Wow, you have an iron stomach, too! Andy never pukes. But I don’t have asthma and you and Andy do — everyone’s got something. Except maybe for Marta. 🙂
Wow you’re making pregnancy and children sound better and better with each post, haha.
I did not know about sleep deprivation and throwing up–that’s fascinating! I was pretty sleep deprived night-owl myself in high school and in my early 20s (in Niigata I’d only sleep 4 hours per night), but no puke! Maybe I got the Asian stomach genes like Andy?
So… do you puke through the whole pregnancy? Is that normal? I heard it’s only the first trimester right? (Or is it a surprise for your next post?!)
I am clearly on a one-woman crusade to curb childbirth, right? Only Marta keeps showing up and telling everyone how easy it is. 🙂
Yes, Andy you belong among the iron-stomached Asians. 🙂 With Marta.
Can you imagine sleeping only 4 hours a night now?
I am clearly on a one-woman crusade to curb childbirth, right? Only Marta keeps showing up and telling everyone how easy it is. 🙂
Yes, Andy you belong among the iron-stomached Asians. 🙂 With Marta.
Can you imagine sleeping only 4 hours a night now?
Oye you will hate me but my pregnancy involved nausea and no throwing up, although my boobs really hurt. I did suffer from headaches though and had to take acemitophen instead of Advil pill. I also was sensitive to smells and craved sour foods like green grapes or pineapple even.
But I guess one can say I paid the price of having an easy pregnancy by having gallbladder surgery and then going through a nightmare with the baby donor…
Also forgot to mention the issues I had with low iron levels and that at one point there was a thought that the baby might have had IUGR ( intra uterine growth restriction)
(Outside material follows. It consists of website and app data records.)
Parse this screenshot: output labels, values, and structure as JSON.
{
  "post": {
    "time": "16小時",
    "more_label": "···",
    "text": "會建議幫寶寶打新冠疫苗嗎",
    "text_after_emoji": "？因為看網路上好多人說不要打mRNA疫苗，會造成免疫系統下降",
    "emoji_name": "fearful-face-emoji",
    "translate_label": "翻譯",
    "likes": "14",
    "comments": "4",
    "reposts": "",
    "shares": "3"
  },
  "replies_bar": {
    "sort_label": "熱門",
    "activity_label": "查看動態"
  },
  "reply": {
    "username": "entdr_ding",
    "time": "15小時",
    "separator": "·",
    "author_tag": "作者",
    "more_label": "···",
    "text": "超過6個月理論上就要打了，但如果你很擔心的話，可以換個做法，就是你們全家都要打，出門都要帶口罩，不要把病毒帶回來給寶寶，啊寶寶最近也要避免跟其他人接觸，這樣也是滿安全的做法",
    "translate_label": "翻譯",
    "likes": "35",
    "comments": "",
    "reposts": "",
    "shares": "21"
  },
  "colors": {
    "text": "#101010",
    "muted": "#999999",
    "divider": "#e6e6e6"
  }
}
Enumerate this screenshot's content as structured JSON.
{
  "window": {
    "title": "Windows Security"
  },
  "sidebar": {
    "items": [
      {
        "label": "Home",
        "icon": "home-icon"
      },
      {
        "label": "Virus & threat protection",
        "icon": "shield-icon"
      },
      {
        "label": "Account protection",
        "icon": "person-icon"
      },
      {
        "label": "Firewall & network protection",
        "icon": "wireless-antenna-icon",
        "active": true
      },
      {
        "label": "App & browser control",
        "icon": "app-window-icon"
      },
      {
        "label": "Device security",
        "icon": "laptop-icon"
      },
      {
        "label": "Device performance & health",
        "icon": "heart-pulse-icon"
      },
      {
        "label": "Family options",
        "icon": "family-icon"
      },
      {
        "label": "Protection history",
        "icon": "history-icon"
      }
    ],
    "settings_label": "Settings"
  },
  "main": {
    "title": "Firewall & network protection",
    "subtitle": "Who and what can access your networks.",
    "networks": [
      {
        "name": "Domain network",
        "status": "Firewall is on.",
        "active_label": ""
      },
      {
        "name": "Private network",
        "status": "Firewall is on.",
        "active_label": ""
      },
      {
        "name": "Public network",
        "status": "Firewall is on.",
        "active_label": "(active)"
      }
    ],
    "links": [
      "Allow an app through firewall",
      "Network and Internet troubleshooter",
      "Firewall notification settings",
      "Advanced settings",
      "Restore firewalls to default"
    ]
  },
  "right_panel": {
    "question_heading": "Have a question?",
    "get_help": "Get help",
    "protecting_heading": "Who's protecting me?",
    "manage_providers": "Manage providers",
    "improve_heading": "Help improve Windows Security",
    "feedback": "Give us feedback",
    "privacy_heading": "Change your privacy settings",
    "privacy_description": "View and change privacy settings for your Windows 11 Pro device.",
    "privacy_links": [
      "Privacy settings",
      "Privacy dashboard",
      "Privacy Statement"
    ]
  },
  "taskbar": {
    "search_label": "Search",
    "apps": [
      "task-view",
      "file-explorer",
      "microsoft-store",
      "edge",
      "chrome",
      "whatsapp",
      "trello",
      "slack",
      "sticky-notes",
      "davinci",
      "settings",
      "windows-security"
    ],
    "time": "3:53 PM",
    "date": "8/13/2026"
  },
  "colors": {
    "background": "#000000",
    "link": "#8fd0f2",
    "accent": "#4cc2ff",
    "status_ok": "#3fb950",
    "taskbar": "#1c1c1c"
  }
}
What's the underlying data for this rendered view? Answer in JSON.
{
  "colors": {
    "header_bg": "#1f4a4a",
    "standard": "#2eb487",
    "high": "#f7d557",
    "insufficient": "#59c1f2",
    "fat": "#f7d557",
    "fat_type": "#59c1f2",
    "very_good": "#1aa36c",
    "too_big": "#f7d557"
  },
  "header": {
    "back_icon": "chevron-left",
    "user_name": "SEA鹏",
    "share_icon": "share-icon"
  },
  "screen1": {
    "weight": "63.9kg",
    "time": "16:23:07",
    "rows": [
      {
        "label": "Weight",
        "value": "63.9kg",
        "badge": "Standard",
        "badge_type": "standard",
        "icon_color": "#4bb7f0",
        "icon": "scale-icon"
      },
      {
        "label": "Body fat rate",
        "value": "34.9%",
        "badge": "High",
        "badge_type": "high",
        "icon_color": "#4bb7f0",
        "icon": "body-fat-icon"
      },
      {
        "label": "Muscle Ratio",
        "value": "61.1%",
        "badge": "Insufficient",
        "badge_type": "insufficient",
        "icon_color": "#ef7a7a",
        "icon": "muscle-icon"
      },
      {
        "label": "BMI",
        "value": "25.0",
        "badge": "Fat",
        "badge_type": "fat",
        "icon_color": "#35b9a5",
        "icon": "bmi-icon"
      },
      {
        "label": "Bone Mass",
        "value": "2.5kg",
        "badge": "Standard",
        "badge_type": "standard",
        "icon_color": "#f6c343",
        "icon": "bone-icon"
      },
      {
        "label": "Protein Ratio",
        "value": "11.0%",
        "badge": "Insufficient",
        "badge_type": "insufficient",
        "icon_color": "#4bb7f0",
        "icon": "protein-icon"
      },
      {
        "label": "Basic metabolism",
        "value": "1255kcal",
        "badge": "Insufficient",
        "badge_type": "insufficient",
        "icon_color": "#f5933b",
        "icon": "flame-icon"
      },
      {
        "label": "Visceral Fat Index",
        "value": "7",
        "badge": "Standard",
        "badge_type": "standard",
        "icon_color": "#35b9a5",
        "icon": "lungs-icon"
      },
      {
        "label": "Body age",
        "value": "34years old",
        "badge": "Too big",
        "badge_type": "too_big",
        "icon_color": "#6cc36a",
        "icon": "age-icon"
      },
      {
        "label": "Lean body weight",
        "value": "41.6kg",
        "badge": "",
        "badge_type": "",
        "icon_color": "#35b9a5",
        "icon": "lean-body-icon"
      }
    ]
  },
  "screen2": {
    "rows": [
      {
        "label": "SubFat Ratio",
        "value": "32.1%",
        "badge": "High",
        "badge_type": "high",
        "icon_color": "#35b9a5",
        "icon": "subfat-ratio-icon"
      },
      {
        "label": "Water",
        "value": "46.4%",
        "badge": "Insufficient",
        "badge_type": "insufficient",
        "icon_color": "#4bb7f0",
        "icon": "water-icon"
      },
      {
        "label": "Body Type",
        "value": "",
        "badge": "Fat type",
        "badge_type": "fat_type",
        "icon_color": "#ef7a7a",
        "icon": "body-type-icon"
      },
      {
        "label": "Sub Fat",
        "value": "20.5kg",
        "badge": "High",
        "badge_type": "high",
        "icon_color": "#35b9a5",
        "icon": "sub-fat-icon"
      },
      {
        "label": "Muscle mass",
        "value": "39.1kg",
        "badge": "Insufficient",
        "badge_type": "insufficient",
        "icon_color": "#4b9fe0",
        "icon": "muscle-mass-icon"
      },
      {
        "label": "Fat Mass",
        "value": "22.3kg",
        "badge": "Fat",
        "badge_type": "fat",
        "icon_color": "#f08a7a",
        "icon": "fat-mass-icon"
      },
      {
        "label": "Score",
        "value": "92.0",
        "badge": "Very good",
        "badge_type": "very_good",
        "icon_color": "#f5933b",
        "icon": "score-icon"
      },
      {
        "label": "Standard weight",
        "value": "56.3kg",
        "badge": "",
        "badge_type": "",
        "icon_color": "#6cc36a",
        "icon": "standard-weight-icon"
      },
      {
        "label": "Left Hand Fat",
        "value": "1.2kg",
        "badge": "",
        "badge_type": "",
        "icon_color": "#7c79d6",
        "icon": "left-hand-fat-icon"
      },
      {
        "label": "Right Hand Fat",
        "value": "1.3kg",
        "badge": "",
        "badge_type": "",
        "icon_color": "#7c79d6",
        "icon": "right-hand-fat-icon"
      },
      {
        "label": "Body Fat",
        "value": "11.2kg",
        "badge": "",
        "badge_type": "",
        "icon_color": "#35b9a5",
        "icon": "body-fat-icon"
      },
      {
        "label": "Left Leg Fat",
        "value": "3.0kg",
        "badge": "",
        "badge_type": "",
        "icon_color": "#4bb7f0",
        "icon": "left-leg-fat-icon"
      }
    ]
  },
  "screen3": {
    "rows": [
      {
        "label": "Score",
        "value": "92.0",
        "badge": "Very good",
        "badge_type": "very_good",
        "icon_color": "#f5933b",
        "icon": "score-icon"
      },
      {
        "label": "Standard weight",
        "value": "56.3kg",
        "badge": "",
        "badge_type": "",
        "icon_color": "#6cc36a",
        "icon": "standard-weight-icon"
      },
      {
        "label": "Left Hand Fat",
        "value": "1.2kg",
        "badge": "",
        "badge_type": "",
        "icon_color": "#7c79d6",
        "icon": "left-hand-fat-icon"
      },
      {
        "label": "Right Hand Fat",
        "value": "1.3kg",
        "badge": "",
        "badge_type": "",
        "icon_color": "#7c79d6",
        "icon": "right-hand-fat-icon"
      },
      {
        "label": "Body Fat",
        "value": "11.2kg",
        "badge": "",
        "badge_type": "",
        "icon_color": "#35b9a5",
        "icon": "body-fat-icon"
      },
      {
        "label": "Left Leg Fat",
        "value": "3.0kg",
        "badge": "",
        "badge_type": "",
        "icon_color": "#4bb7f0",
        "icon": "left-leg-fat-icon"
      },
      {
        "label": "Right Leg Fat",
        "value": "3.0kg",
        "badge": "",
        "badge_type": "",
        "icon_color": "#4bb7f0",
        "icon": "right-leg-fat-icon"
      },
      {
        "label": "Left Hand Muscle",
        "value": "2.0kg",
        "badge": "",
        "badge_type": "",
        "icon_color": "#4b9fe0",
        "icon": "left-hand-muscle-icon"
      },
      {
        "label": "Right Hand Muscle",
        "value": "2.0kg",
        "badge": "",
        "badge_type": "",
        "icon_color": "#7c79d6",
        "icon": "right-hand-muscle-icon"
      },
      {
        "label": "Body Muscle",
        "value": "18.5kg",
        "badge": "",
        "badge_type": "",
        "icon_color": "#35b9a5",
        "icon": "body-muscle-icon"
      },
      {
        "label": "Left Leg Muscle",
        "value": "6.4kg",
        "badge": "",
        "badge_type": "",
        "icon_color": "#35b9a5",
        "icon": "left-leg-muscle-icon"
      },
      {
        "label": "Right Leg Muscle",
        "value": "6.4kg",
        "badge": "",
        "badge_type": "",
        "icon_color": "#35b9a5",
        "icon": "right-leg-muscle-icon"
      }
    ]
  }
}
Ugh, surgery. Bad! Did you have gallstones? I tell you, everyone gets some sort of misery. Except for Marta, I guess.
Yeah, rapid weight loss…also had lots of post pregnancy issues as well, so fun times
Maybe my misery will arrive in the final months xD Or maybe my baby will be a screaming monster and I will not be able to sleep in 10 years… let’s see xD
Fingers crossed that when it arrives, it won’t be too horrible. Because misery comes for us all.